Rovio Entertainment said today that it does not share any data from users of its apps with government spy agencies such as the U.S. National Security Agency (NSA) and U.K.'s Government Communications Headquarters (GCHQ).

The Finnish company was responding to allegations in a secret British report from 2012 — leaked by former NSA contractor Edward Snowden, and made public by ProPublica and The New York Times yesterday — that the NSA and GCHQ collected user data from mobile ad companies, and particularly, that some of that data may have come from a "leaky" Angry Birds app.

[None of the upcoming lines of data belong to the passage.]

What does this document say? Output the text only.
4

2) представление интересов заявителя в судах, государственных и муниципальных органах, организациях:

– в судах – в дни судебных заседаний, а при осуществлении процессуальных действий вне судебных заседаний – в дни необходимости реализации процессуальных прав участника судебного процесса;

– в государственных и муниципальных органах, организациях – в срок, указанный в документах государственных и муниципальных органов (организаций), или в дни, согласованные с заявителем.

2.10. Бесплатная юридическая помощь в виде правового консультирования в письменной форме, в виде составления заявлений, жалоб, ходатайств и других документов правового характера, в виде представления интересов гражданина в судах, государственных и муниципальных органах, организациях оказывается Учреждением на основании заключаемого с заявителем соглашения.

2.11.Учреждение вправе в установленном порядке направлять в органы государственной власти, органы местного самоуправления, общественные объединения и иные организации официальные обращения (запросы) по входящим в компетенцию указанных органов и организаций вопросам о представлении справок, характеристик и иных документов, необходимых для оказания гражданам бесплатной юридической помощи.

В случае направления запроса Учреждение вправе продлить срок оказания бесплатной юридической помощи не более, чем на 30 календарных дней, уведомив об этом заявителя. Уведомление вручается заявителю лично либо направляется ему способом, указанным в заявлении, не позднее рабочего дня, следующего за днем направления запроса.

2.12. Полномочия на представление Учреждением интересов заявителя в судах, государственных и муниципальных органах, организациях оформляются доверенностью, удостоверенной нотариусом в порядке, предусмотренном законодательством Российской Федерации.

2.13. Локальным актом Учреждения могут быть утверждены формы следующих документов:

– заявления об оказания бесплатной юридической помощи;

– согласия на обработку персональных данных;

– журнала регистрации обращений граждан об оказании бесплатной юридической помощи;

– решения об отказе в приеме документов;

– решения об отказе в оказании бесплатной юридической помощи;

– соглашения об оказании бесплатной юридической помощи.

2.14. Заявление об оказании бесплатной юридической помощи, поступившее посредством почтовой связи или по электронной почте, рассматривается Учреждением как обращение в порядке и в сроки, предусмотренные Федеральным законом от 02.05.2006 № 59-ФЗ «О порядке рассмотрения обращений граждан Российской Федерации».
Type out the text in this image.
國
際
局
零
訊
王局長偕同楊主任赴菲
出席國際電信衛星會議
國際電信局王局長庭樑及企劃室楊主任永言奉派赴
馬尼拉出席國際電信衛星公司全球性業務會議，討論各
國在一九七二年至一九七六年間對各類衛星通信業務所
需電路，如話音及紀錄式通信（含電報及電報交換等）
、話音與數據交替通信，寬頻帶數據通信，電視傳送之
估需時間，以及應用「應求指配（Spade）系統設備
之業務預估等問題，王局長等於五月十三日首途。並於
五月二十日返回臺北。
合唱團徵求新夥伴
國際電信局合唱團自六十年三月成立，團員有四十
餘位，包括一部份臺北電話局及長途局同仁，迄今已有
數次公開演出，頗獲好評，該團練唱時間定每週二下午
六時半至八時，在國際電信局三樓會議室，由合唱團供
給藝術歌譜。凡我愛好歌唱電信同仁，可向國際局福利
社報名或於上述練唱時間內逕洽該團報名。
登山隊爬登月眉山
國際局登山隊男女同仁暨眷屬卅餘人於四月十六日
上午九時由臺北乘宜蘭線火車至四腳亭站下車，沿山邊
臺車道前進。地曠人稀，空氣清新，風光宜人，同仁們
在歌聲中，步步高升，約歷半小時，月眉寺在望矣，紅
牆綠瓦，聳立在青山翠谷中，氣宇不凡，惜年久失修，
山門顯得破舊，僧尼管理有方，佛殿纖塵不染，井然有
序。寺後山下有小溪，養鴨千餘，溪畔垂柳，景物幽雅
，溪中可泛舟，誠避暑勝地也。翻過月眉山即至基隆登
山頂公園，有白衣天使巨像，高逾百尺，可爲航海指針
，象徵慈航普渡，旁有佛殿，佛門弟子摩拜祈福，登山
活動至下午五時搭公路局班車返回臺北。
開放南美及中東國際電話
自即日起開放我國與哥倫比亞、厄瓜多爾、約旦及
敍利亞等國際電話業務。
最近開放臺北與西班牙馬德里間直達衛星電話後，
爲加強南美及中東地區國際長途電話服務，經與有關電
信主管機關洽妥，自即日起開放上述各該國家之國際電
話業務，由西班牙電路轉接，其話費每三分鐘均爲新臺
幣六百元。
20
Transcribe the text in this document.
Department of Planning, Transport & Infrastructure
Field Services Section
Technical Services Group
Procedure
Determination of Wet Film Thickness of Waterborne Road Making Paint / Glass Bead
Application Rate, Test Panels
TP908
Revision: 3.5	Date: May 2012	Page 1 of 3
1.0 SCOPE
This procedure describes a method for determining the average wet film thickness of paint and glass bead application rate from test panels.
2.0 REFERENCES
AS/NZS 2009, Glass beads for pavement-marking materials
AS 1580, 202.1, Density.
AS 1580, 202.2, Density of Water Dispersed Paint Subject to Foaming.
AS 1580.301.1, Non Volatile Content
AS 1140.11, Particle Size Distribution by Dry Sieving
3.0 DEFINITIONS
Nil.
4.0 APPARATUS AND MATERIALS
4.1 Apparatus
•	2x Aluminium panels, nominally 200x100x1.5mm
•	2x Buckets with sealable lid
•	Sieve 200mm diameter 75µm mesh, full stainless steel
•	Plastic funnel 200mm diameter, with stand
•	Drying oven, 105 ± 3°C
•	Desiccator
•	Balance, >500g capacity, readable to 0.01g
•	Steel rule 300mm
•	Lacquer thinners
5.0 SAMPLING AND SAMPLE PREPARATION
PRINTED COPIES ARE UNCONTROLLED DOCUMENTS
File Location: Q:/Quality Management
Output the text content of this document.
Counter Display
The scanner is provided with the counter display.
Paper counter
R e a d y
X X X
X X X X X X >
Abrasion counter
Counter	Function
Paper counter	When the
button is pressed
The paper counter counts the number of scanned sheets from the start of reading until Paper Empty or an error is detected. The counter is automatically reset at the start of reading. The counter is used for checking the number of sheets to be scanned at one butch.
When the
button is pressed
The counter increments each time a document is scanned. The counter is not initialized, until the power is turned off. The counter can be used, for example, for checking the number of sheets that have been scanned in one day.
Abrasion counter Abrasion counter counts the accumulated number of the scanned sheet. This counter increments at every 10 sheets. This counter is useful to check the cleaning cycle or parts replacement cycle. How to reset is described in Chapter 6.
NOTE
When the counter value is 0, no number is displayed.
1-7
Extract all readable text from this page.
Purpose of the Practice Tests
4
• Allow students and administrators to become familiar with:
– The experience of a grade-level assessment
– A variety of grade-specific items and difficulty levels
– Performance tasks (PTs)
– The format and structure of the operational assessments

Angry Birds has been downloaded more than 1 billion times.

Rovio "does not share data, collaborate or collude with any government spy agencies such as NSA or GCHQ anywhere in the world," the company said today, characterizing the report as "speculation." Rovio also noted that if agencies such as the NSA and GCHQ were targeting advertising networks such as the one used in Angry Birds, then "it would appear that no internet-enabled device that visits ad-enabled web sites or uses ad-enabled applications is immune to such surveillance."

The company did not address the report's allegations that the Angry Birds app may have failed to protect user data. Rovio did say that it never provided its users' data voluntarily.

"We do not collaborate, collude or share data with spy agencies anywhere in the world"

"As the alleged surveillance might be happening through third-party advertising networks, the most important conversation to be had is how to ensure user privacy is protected while preventing the negative impact on the whole advertising industry and the countless mobile apps that rely on ad networks," said Rovio CEO Mikael Hed. "In order to protect our end users, we will, like all other companies using third-party advertising networks, have to reevaluate working with these networks if they are being used for spying purposes."

Much of the criticism of the governmental organizations conducting the kind of surveillance detailed in Snowden's leaked documents has centered around gag orders. When tech companies like Apple, Facebook, Google, Microsoft and Yahoo received requests for user data in the form of national security letters from the FBI, they were forbidden from disclosing that fact. The U.S. Justice Department took steps to change that policy yesterday with a new order that allows companies to publicly reveal more information about such requests from the federal government.